To see the massive crowds watching people hurtling down a giant water slide on traffic free Park Street just shows what a little imagination can achieve. This year we have started extending Make Sunday Special into the wider community, the next one being on 23 August in the culturally rich area of Easton.
There are untold benefits to unlocking the potential of public spaces and putting high streets back at the heart of the community. A strong shared identity, greater civic pride and a sense that our retail centres can be much more than just temples of commerce, providing a sense of place and community is the reward for an imaginative approach that will lead to a real social recovery.
The irony is that a social recovery is needed to lock in an economic recovery. You can’t have one without the other. Confident and resilient communities are more productive and best placed to achieve economic growth.
But in an increasingly atomized society where, according to the Office of National Statistics, Britain is the “loneliness” capital of Europe, politicians continue to blindly ignore the fact that community spirit is a precious but diminishing resource.
Other cities around the world are starting to get this. In Bogota, Mayor Gustavo Pedro is explicit in his aim to redesign the city to make people happier. The weekly Ciclovia car free weekend has been phenomenally successful not just in promoting better health and reducing emissions but also in building social capital and encouraging social integration.
But the impoverished politics that dominates political discourse in this country all too frequently ignores the need to develop policies to boost communities.

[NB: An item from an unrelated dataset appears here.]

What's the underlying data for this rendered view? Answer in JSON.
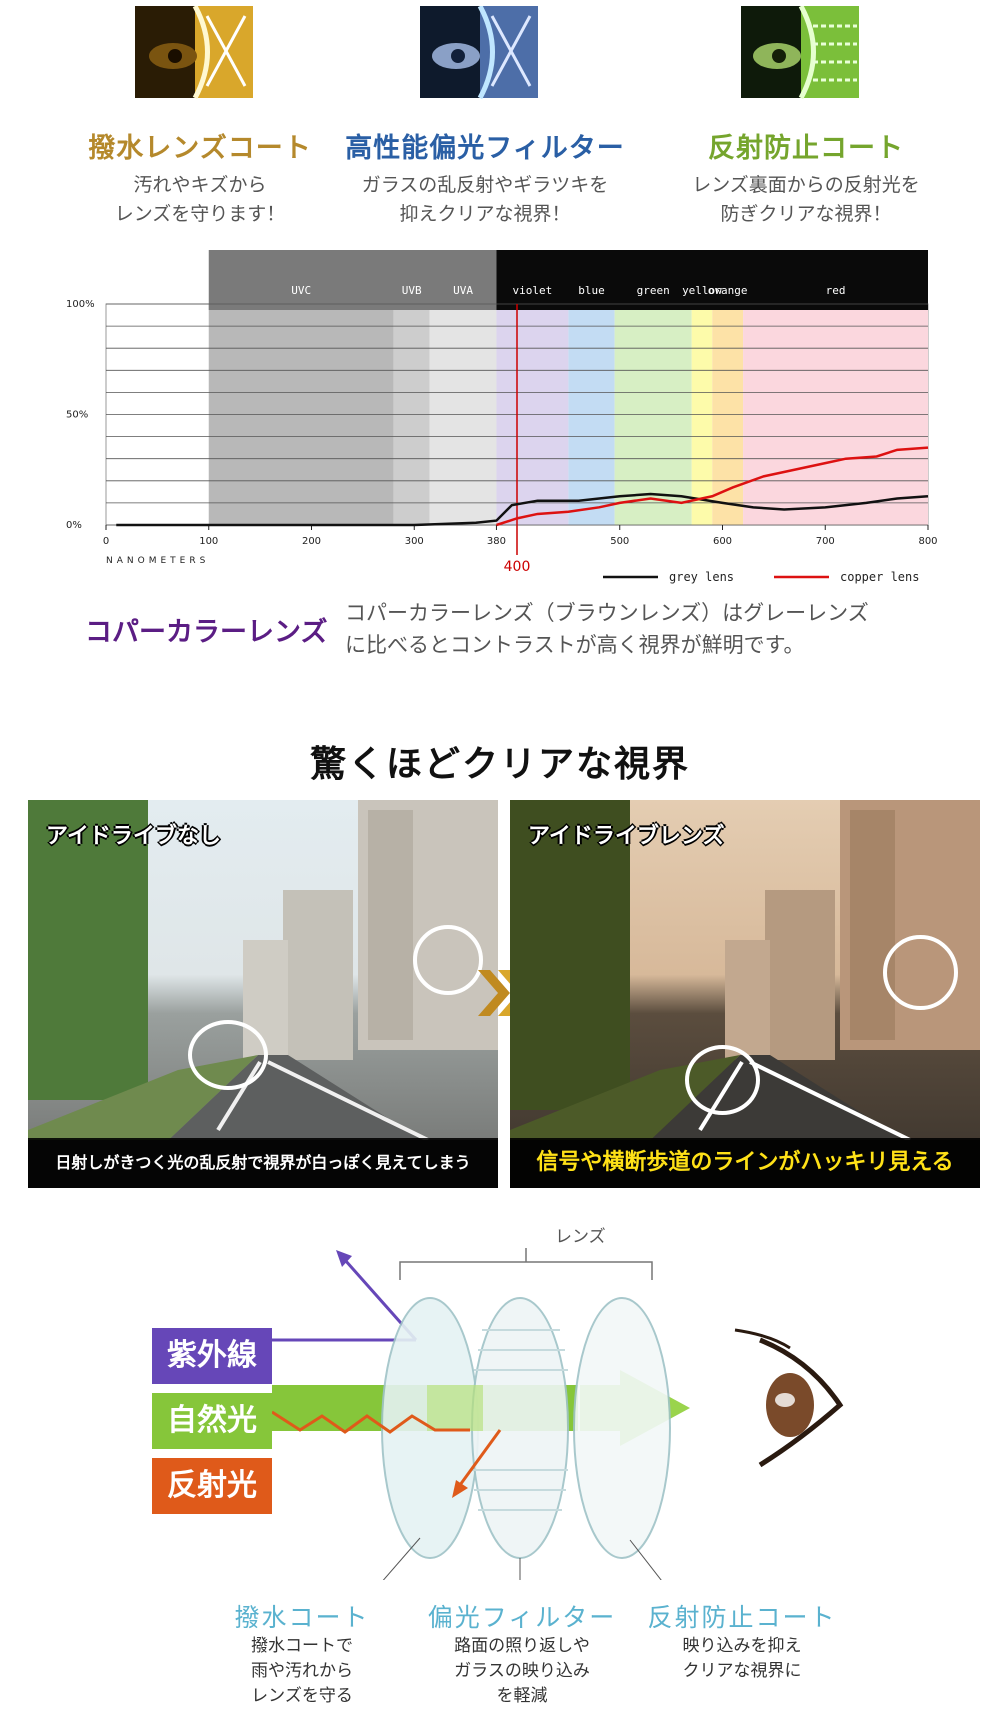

There is still a worrying view among far too many politicians that human beings can only achieve fulfillment through economic activity.
Business minister Anna Soubry’s recent comments on why Sunday trading hours need to be extended typify this prevailing orthodoxy.
“Sundays used to be the most miserable day of the week before shopping,” she argued, with the implicit suggestion that hours of extra shopping would make everyone much happier. This simply isn’t true. Shopping isn’t some magical activity that makes everyone happier.
And that’s why high streets must change and re-think their purpose. As more and more shopping is done online, shopping will have to become part of a bigger community and social experience for high streets to remain relevant.
Sooner or later we’ll have to recognise that our traditional trading places must foster a strong sense of community as well as drive prosperity. Perhaps then, the social recovery that was David Cameron’s clearly articulated mission will finally get underway.
George Ferguson is the Independent Mayor for Bristol.